The hope of Powers that Be looking for a way out of their neoliberal dilemma is that those social groups will (a) continue to consume and (b) pay their taxes, at the levels required. This seems hardly likely: and when the black economy has been blocked off thanks to smart plastic being the only legal form of payment, such will be absolutely impossible. “Aha,” they smile, “That’s OK, we just press a button and sequester their bank funds”. This ever so slightly misses the point: chances are, there won’t be any money in the account, given that they’re mired in plastic debt.

‘Piggy in the middle’ was a kids’ playground game in the 1950s. Today, the pigs are on either side, squeezing the middle….but the ‘squeezers’ come in multivariate forms: bankers and government treasuries, Remainers and Leavers, Alt States and political classes, global monopolists and artisan suppliers, durable manufacturers and energy combines, and in a less physical (but no less alienating) sense, neoliberal and collectivist ideologues. I have felt disenfranchised by this last group for the best part of forty years, and there are millions of voters like me.

One day not too far away, the alienated “middleish class” will no longer be happy permanently stuck between wealthy Left-liberals engaged in 24/7 pc virtue-signalling, and the ever more bombastic Right demanding that government pay more attention to the fears of ordinary people. 

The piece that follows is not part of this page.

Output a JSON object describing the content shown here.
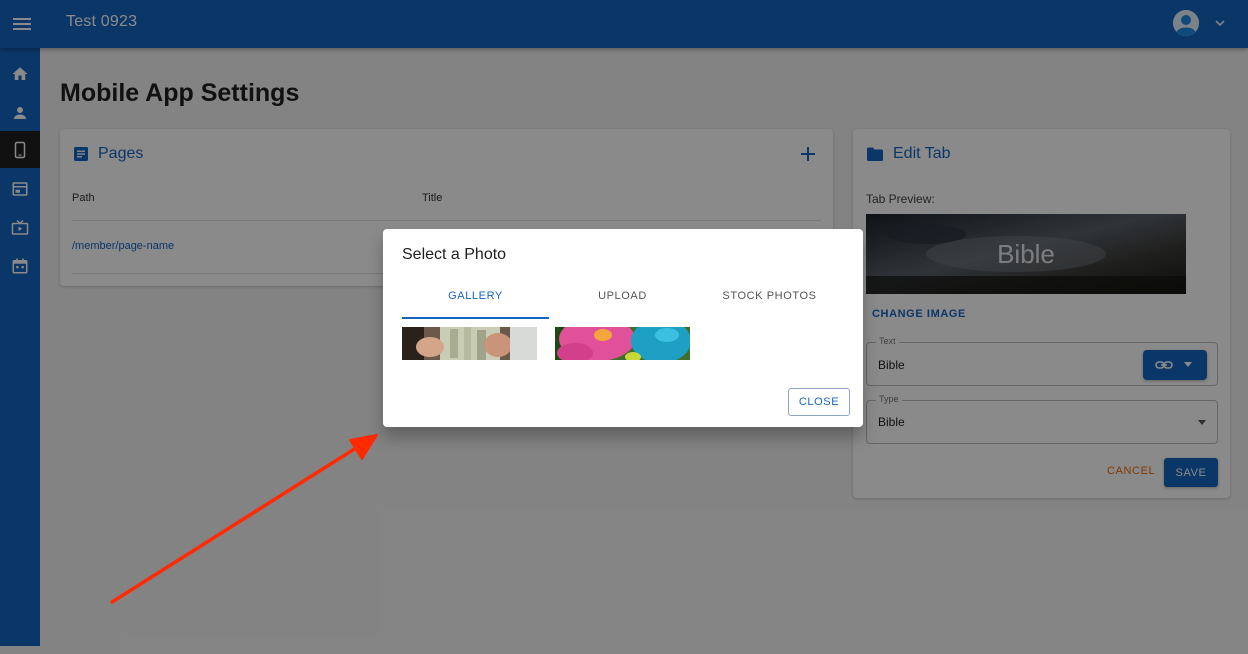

Making the political Executive slaves to the whims of The People is every bit as dangerous as letting the twin elements of the genuine fascist State (totalitarian ideology and monopolist business) drive a giant combine harvester through our freedoms. Both the governors and the governed have to take equal responsibility, dump fear of the unknown, share far more of the power available and behave in a manner conducive to the creation of a stable, fulfilled society – to the maximum degree possible, given the nature of the soi-disant species Homo sapiens.

In the meantime, the three regions are obsessed with Trump, Tory leadership farces, Macron, Brexit and Italy. These remain what they’ve always been: symptoms of a disconnection between citizenry and élite. More and more, I sense the need for a pressure group comprising a unity of youth, the retired, the impoverished and the deprived. But culturally and historically, the timing is wrong: there are too many people looking in vain for extreme solutions and genuine Messiahs.